3) Drama. I'm letting other peoples' issues stress me out. When I began this journey, I made very specific guidelines about what and who I would allow to affect me. Negativity and stress were not invited  to the party but like they tend to do... they crashed in anyway. I have to remember that this is MY year. I can't afford to be spending time with people who are going to make me lose focus. Maybe that's selfish but if it is, it's the first time in my life that I'm doing what's best for me and actually taking care of myself. This is something that I not only want... I need. If I don't take advantage of this time and opportunity, when will I ever do it? 2012 HAS to be my year. That's just the way it is.
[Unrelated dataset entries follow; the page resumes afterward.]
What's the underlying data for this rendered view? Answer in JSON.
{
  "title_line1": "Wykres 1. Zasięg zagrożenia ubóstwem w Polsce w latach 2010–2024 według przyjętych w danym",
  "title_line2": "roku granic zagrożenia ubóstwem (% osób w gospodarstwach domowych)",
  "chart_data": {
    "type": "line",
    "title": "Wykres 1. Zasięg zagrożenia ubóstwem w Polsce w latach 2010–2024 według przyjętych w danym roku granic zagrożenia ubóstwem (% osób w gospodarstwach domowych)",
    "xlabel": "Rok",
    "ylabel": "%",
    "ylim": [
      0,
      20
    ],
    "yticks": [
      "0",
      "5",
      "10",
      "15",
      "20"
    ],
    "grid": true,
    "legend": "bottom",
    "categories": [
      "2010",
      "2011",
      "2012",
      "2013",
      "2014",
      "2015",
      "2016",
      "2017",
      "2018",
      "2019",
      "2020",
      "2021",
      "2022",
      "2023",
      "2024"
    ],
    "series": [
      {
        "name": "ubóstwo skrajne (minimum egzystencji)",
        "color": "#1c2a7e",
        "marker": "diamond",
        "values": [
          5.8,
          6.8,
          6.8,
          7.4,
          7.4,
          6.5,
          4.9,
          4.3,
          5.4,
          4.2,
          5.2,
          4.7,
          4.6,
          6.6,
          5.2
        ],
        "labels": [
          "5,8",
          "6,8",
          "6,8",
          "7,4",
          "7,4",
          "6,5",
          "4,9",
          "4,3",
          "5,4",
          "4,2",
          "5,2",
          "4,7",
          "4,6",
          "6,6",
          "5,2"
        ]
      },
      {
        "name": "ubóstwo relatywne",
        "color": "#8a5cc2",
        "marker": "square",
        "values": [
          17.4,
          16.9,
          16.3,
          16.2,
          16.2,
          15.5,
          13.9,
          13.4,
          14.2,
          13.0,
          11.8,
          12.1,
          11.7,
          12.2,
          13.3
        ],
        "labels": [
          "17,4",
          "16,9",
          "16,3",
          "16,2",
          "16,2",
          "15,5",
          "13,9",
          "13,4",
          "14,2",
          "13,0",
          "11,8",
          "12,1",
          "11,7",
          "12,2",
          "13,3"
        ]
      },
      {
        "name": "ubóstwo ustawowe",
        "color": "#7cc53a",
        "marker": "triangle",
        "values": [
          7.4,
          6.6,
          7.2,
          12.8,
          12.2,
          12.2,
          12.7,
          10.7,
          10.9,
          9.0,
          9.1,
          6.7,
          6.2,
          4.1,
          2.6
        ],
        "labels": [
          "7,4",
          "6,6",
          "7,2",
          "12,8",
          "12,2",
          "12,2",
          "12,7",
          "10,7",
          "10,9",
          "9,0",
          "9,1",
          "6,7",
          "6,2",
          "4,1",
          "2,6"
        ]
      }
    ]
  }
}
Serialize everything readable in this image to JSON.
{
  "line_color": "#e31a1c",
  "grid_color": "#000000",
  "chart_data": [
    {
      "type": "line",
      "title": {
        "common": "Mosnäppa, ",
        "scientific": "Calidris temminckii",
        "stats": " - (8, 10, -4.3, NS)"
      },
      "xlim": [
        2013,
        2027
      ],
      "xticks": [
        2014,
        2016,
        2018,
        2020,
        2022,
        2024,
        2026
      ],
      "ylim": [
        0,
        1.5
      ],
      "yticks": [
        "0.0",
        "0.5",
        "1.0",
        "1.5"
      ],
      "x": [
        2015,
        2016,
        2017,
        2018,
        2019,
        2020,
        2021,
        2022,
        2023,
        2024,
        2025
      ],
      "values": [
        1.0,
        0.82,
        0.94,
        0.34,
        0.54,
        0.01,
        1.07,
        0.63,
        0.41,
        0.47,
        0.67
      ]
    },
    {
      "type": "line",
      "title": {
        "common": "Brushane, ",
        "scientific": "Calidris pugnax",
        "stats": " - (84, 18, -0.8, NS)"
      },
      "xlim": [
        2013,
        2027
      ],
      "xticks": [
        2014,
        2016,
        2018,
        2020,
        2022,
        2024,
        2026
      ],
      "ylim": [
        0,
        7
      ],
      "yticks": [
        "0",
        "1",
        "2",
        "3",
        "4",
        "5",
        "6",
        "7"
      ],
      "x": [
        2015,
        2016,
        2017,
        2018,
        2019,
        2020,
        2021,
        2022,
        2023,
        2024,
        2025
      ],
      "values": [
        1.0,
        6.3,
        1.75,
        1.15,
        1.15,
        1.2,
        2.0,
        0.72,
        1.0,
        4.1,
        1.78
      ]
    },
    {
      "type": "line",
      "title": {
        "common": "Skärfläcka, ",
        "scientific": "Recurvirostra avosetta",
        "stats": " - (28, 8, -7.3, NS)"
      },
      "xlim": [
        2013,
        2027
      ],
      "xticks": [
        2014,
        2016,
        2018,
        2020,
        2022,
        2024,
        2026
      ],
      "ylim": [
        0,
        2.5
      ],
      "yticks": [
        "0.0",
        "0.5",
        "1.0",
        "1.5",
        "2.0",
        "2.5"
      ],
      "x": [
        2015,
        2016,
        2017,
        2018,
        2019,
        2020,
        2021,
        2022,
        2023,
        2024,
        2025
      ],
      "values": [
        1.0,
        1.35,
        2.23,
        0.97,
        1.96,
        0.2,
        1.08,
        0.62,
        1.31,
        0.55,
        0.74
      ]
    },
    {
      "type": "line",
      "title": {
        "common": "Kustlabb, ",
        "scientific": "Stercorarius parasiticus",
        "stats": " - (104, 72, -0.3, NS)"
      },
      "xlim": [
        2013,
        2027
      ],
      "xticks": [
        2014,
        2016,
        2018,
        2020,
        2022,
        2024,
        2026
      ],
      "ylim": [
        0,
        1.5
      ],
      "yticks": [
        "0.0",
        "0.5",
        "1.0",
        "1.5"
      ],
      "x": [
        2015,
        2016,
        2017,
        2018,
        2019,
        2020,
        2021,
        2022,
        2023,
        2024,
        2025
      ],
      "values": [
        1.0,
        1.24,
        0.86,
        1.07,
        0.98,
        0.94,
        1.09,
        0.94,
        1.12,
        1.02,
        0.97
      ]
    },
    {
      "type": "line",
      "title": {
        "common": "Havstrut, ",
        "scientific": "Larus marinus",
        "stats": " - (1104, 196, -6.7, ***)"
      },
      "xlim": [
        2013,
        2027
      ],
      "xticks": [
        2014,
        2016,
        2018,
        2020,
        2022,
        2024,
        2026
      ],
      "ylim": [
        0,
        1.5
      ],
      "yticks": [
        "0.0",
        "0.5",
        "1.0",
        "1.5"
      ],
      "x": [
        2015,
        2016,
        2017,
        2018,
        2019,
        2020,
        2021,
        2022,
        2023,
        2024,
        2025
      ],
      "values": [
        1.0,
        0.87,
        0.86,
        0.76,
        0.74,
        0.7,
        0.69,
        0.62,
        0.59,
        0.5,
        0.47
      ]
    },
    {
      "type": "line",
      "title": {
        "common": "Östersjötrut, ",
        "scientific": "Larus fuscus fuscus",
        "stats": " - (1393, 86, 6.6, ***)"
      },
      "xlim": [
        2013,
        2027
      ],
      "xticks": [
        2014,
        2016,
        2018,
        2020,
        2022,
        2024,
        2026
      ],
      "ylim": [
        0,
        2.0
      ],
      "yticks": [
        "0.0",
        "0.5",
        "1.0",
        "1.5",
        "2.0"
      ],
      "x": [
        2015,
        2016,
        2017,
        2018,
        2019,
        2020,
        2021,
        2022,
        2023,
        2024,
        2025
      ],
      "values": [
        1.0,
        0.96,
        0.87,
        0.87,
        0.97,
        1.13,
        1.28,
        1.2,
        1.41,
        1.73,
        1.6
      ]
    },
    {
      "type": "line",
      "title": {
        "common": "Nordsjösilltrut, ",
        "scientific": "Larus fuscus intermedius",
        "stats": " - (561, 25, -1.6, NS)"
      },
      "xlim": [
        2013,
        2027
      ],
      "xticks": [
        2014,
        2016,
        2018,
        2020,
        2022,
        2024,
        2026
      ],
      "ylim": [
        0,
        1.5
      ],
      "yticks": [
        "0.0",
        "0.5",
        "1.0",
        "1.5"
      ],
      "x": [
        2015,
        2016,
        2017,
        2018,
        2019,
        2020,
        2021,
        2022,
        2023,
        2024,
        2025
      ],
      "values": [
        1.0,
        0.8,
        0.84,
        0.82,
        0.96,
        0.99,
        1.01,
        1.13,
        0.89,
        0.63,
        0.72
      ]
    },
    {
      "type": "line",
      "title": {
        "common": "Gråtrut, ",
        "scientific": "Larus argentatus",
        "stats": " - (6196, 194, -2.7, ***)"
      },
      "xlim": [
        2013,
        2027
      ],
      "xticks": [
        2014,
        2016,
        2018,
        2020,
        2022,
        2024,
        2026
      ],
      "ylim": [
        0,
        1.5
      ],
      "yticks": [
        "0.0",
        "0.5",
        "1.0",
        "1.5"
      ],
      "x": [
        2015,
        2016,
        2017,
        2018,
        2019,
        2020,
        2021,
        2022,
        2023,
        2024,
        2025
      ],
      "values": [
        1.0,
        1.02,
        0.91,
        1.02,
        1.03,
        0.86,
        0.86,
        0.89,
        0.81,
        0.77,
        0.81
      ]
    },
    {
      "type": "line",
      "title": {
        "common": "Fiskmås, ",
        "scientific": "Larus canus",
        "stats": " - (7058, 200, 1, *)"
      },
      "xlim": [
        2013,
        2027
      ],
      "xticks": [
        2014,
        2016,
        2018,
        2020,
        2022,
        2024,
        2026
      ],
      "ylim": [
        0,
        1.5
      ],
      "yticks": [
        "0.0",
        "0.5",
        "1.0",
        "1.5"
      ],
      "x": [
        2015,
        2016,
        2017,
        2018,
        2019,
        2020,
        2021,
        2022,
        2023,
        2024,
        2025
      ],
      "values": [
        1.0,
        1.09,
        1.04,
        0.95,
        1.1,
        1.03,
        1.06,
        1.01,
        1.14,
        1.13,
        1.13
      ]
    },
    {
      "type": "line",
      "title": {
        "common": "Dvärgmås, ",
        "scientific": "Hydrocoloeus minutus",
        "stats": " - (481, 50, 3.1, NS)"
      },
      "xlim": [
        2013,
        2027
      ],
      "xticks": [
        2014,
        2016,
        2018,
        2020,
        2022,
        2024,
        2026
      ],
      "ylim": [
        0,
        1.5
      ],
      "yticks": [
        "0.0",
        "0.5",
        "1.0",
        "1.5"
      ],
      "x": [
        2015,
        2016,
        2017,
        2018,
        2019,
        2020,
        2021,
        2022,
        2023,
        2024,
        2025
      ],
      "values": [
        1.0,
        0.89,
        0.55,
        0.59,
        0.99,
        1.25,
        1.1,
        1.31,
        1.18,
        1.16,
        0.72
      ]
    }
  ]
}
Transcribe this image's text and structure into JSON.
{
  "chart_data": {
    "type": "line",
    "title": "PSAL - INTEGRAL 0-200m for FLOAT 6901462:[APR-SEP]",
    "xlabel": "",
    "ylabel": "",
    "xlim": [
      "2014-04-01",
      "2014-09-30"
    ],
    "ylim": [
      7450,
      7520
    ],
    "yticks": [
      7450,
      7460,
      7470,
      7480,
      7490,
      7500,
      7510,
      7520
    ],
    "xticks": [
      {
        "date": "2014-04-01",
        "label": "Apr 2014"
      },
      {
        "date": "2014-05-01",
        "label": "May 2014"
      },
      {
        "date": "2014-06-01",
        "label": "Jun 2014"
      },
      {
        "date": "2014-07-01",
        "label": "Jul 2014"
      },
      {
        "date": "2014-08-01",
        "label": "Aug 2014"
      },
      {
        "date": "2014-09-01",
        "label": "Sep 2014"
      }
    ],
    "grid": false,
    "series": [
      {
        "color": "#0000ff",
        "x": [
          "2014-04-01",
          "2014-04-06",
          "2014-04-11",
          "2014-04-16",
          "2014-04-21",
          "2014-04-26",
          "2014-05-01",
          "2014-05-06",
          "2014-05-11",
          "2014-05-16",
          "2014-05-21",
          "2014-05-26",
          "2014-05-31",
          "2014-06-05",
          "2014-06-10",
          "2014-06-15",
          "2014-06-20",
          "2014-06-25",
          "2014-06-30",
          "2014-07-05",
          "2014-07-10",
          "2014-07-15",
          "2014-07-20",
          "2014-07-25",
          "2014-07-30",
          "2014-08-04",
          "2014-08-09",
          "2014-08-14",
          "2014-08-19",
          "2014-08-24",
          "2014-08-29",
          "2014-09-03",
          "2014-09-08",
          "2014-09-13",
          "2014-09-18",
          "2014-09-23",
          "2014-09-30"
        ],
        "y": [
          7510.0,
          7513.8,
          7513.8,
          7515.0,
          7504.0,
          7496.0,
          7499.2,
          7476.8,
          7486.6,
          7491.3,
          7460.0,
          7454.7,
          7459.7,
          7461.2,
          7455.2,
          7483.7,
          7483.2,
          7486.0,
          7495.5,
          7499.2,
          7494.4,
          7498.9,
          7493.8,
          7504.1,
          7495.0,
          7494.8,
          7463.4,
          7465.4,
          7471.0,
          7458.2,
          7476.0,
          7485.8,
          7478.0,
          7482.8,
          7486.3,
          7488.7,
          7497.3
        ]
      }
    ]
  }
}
4) Uncertainty. My future is really up in the air right now. I'm torn between my head and my heart on what the next steps are for me. My head wants me to do what is practical and good for me in the long run but my heart wants what will make me happy now. And I'm getting great advice to back up both sides! Some people say that since it's my year I should take the full time to just be still and get everything together before making any more changes. Others say that I'm young and should use this time to take risks and follow my heart. I believe both are true... so which do I follow? This is where my emotional eating really comes into play. I'm almost constantly feeling conflicted and my need to figure it out is becoming stressful. My reaction to the stress is to eat so I can feel those few minutes of comfort. I'm losing my grip and I need to get a better hold.

With all of that swirling around in my head, I'm definitely struggling to keep moving forward. I experienced my first real gain of the journey. Not anything that I can't bounce back from but it's still shaking me. So tonight, I'm renewing my vows. To the journey and to myself. I made a list of the reasons why I want and need this and I'm trying my best to remind myself of those over and over whenever I'm feeling the urge to abandon ship. That's not an option!!!

So I keep my list, I focus on what makes me happy, and I remember that every road has its bumps. I knew when I began that it would be the hardest thing I ever do. I signed up, ready to take it on and I need to woman up and conquer this obstacle. If this is the first real time that I'm stalled, then I count myself lucky. I can do this. Being healthy is what I've always wanted most in my life. Everything else can wait.

Starting now, I've got my fighter spirit back.